Ethnic tensions have been exacerbated by successive waves of conflict-driven displacement, and by the ensuing land disputes. UNHCR estimates that over 50,000 mainly Tutsi refugees from the DRC currently live in camps in Rwanda, but the Rwandan authorities claim that three times that number live outside the camps. The anticipated return of refugees, particularly in light of the February signing of a tri-partite repatriation agreement between UNHCR and the two governments, has further increased these tensions.

In a controversial move, in 2009 UN peacekeepers began providing support to DRC military operations in the Kivus against the predominantly Hutu rebels of the Democratic Forces for the Liberation of Rwanda, FDLR, in an effort to stabilize the region by military means. However, the DRC military is itself accused of committing violations with impunity, while the FDLR continues to carry out abuses undeterred. Both DRC military and rebel militias have been accused of rapes against the civilian population. All ethnicities have suffered in this regard, though UN and other sources have indicated that specific groups have at times been targeted for particularly vicious or widespread 'retaliatory' rapes and related killings due to the victims' perceived sympathies with rival factions.

The LRA, pushed out of Uganda in 2005, is now said to be operating in a remote border area between southern Sudan, the DRC and the CAR. Between January and April 2010, it reportedly killed at least 96 civilians around the town of Niangara, Orientale province, and abducted dozens more, in spite of the presence of UN peacekeepers there. The LRA has also been accused of forcibly recruiting civilians, particularly children, as porters, cooks and combatants, and of widespread mutilation and sexual violence against women and girls, including during revenge attacks on communities it perceives as supporting the state. By May 2010, the UN reported that the LRA had killed almost 2,000 people in Orientale province since December 2007. For their part, government soldiers have also been accused of serious violations against civilians, including unlawful killings and rape.

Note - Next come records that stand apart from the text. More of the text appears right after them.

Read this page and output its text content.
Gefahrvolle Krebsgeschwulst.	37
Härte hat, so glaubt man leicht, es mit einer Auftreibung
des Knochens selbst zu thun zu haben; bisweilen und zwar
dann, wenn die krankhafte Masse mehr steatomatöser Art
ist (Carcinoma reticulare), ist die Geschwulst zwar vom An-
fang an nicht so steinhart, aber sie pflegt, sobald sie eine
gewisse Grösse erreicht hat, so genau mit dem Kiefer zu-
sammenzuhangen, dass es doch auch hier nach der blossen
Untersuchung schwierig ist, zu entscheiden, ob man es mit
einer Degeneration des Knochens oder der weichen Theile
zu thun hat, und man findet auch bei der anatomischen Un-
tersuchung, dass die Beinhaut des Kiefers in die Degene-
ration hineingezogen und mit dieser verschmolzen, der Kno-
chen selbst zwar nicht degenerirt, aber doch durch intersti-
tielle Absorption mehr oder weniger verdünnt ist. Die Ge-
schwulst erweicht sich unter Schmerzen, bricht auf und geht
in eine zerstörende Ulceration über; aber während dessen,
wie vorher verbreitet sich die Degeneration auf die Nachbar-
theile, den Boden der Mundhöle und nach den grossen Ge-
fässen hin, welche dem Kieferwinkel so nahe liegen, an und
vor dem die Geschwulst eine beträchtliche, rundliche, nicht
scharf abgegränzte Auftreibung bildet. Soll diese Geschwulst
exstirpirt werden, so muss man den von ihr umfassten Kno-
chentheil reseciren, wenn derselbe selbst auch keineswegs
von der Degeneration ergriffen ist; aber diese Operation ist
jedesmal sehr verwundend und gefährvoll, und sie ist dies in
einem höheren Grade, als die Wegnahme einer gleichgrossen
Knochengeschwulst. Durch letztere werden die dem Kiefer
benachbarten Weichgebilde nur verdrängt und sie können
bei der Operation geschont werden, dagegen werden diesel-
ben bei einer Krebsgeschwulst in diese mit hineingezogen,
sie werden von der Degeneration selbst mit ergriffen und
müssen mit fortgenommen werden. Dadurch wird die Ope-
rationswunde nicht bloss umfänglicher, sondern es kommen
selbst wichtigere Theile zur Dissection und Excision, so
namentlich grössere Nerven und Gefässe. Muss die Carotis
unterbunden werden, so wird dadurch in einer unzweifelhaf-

In Equateur province, over 100,000 refugees have reportedly fled across the Ubangui River to the Republic of Congo as a result of what began as an inter-ethnic clash between the Enyele and Munzaya tribes over fishing rights, with tens of thousands internally displaced.

During mass expulsions of Congolese from Angola in October, a large number of women and girls were reportedly raped by Angolan security forces. Special Representative of the UN Secretary-General (UN SRSG) on sexual violence in conflict Margot Wallström urged both governments to investigate.

Meanwhile, human rights defenders struggling to protect women and girls and to bring perpetrators to account are themselves under serious threat. Amnesty International reported that in October Clémence Bakatuseka, an activist working for victims of sexual violence in North Kivu, was reportedly attacked at her home by armed men in uniform demanding money.

In another case, the body of Floribert Chebeya Bahizire, executive director of one of the DRC's largest human rights organizations and of the national network of human rights groups, was found in June in Kinshasa, the day after he was summoned to meet with police officials there. His driver, Fidèle Bazana Edadi, is reported to be still missing.